WHAT’S YOUR NUMBER?

D

There’s a difference between raunchy and tawdry, and it’s a line that this unsavory rom. com crosses all too often. It wants to be sweet and cheeky but comes off sour and tasteless instead.

Irritatingly chirpy Anna Faris plays Ally Darling, a young Boston professional dumped by her latest live-in boyfriend (Zachary Quinto) and fired from her job in advertising by a finger-sniffing boss (Joel McHale) in the first reel. But she seems much more bothered by the fact that a test in one of those ubiquitous women’s magazines indicates that she’s way beyond the average number of “lays” a typical woman has had before linking up with Mr. Right (she’s at 19 as opposed to the average of 10.5). So in a drunken moment of decision at her sister’s pre-wedding reception, she vows to curb her slutty promiscuity and not to get to twenty sexual encounters before finding her soul mate.

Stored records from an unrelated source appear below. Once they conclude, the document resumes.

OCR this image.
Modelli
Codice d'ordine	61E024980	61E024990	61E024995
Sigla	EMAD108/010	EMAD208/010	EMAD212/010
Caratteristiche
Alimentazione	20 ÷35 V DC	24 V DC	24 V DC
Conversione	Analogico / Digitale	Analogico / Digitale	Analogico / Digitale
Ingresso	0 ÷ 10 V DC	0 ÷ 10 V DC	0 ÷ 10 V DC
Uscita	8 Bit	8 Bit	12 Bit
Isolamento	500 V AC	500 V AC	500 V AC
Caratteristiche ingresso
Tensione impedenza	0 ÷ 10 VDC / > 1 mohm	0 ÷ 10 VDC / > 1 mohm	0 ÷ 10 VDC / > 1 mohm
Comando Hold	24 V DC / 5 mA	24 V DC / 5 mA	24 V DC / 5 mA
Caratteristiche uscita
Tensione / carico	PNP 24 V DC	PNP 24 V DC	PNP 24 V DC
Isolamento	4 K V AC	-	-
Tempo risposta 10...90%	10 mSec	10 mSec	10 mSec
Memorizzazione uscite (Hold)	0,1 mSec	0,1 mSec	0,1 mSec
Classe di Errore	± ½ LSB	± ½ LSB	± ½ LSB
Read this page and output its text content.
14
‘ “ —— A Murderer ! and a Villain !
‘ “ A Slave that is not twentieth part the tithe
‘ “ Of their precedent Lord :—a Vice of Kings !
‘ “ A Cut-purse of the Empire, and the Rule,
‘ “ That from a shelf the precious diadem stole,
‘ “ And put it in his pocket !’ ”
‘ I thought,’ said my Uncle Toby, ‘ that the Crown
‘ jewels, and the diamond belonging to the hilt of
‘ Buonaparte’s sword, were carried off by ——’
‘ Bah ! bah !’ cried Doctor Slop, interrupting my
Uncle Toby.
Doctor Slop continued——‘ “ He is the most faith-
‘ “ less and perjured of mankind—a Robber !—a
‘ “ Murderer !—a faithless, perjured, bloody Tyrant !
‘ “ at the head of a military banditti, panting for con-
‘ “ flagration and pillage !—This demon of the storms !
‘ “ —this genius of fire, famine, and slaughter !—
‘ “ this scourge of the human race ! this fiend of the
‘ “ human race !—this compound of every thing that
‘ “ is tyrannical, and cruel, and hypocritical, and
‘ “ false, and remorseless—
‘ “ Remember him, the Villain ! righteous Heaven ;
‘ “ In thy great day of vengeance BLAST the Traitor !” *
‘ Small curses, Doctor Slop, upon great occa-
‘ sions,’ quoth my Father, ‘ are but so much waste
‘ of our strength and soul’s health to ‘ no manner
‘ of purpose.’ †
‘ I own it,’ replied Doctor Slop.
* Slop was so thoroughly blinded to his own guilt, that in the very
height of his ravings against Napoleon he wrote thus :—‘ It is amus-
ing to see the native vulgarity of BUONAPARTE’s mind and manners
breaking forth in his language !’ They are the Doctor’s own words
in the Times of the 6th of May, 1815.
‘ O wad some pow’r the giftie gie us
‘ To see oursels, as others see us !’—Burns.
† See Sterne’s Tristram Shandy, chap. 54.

Her solution? Find all her previous nineteen “friends” and “re-audition” the ones who weren’t total rejects. To assist her she recruits her randy cross-the-hallway neighbor Colin (Chris Evans), a musician by trade but womanizer by choice, who as a policeman’s son claims to be expert at finding people. In return she’ll let him use her apartment as a hiding place in the mornings when he wants to disappear while his latest conquest dresses and departs.

It’s obvious that these two will eventually bring out the best in one another and prove to be the perfect match. But along the way to this foreordained conclusion we have to deal with multiple flashbacks to the younger Ally’s various encounters, lots of scenes featuring the wedding preparations of her sister (Ari Graynor) and the prodding of her divorced, pushy mother (Blythe Danner) to find the right kind of man for herself, and a few interludes with her more pleasant father (Ed Begley, Jr.). There are also a few cringe-worthy sequences showing her re-connecting with some of those nineteen “possibles,” including two featuring Chris Pratt and Anthony Mackie and a third, the longest, coupling her with a rich, handsome fellow (Dave Annable) her mother considers the perfect catch but she decides is not the one.

But most of the picture, flabbily directed by Mark Mylod, consists of the Ally-Colin relationship, and it’s peppered with sequences that are carefully manipulated to show one or both of them strip down to only the essentials—the dumbest involving a ridiculous game of “strip horse” the two play at the deserted TD Garden one night. Both Faris and the post-“Captain America” Evans certainly boast attractive physiques, but after a while the movie comes to resemble nothing more than an extended striptease.

The two leads get to show off their other talents too, of course. As far as Faris is concerned, that involves “I Love Lucy”-style slapstick, including one scene in which her hair extension abruptly catches on fire and another when she falls on her face, picks herself up, dusts herself off and speeds away to find Colin. She’s game enough, but the shtick comes off pretty weak. Evans gets to show off his ability to sing and strum guitar, but the result doesn’t suggest that a musical career is in the offing. Graynor is treated merely as a limp foil to Faris, but Danner makes the girls’ mother genuinely nasty—something that adds to the picture’s overall unpleasant tone. As to the other “suitors,” Annable is a stiff bore, and neither Pratt nor Mackie is handed much of anything to do. McHale is stuck in a particularly humiliating part, though Quinto fares little better (and is made to look rather like Adam Goldberg’s younger brother).

Visually the picture is okay, but nothing special. The basketball sequence may be dumb, but the setting is nice, and presumably the Celtics franchise got a substantial sum for allowing filming at the location. A major wag of the finger to music supervisor Julia Michels, whose choices for the incredibly large number of musical montages stuffed into the narrative by Mylod come across as especially lame.

Even in a genre notorious for its low quality, “What’s Your Number?” earns a zero.